Rainforest preservation through machine learning
Computer scientist David Dao develops intelligent algorithms that use satellite and drone images of rainforests to predict where the next sites of deforestation will be. He will be presenting his research at the climate conference in Madrid today, and will start a pilot project in Chile in January.
Images of burning rainforests in the Amazon region were seared into our memories this summer and raised the question—how much of the forest have we lost? One of the people attempting to answer this question is computer scientist David Dao, a doctoral student from the DS3Lab at the ETH Institute for Computing Platforms.
Dao, who is originally from Germany, is a specialist in machine learning and develops intelligent algorithms that can autonomously analyse satellite and drone images. This helps to reveal where forest coverage is thinning, and to what extent. They can even predict where the rainforest will recede in the near future. The trick is in how the algorithms read the images.
Satellites and drones supply countless images of rainforests—from various altitudes, and in differing resolution and quality. What they have in common is that the regions they depict are not labeled or otherwise identified. Unlike maps, the places don't bear names, and the forests, rivers and roads have no readily identifiable "signatures," or "labels," as a computer scientist would say. This means that computer algorithms are unable to discern what is forest coverage and what isn't.
"Fish bones" show where forests are shrinking
As Dao explains, the algorithms read sequences in order to recognize which areas are forested and whether these areas are shrinking. These sequences are individual images strung together in chronological succession—much like old film reels or comic strips. So when a new road is built through the rainforest, for instance, numerous smaller roads form off it over time. It is along these roads that the forest coverage is destroyed.
From a bird's-eye view, the resulting pattern resembles the skeleton of a fish, with its spine and small bones—thus the moniker "fish bones." By comparing these chronologically sequential aerial views, algorithms can determine how road systems and forest coverage change over time.
This means that intelligent algorithms don't need labels to generate an overall image indicating where rainforests are shrinking. They can also predict where the worst deforestation will appear next. This model also applies to deforestation near rivers and around agricultural areas.
Test run in the Chilean rainforest
For the research project, which is called Komorebi, David Dao has attracted partners from the field, including Chile's forestry authority CONAF (Corporación Nacional Forestal). In January, a pilot project will start in the Valdivian rainforest, on the Pacific coast south of the capital, Santiago. Dao will be testing and tweaking his predictive algorithms in real rainforest conditions. His approach may be able to detect not just overall decline in the rainforest, but also determine which species of trees are most affected.
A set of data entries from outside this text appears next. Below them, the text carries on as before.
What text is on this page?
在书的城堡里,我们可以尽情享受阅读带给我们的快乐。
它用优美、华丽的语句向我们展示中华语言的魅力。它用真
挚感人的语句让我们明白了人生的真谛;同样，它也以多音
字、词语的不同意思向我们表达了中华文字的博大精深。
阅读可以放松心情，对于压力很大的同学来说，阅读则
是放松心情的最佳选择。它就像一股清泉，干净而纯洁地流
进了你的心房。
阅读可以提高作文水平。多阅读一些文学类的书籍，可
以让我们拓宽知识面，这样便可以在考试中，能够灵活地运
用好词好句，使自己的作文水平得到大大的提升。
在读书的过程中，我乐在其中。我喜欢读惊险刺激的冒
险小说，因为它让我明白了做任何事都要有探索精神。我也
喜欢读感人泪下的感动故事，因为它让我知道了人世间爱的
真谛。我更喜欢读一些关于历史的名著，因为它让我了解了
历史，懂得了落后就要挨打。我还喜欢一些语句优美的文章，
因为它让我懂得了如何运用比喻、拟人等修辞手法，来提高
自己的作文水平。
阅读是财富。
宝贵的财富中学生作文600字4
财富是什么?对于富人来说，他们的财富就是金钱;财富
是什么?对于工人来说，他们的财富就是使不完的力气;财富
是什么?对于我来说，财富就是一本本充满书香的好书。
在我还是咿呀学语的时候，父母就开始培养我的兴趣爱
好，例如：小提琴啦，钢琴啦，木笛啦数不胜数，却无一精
This is a significant factor in climate change, as different types of trees store CO2 at different rates, and one approach to forest conservation is to offer local populations financial incentives for retaining trees as CO2storage rather than clearing the forest.
In the Chilean rainforest, they will examine issues such as how to improve the accuracy of predictive algorithms by combining satellite imagery with pictures captured by drones lower down. Unlike satellite imagery, drone images can be accurate to within 30 centimeters. "If we have drone images, we can also observe changes in tree species and detect changes in biodiversity," says Dao. Today, David Dao will be presenting his research project at the 25th UN Climate Change Conference in Madrid (COP25).
The session, hosted by the Inter-American Development Bank and the Chilean forestry authority, will look at ways of using new technologies to record and predict changes in land use, as well as the potential to link the results to payments that local inhabitants receive for preserving the rainforest.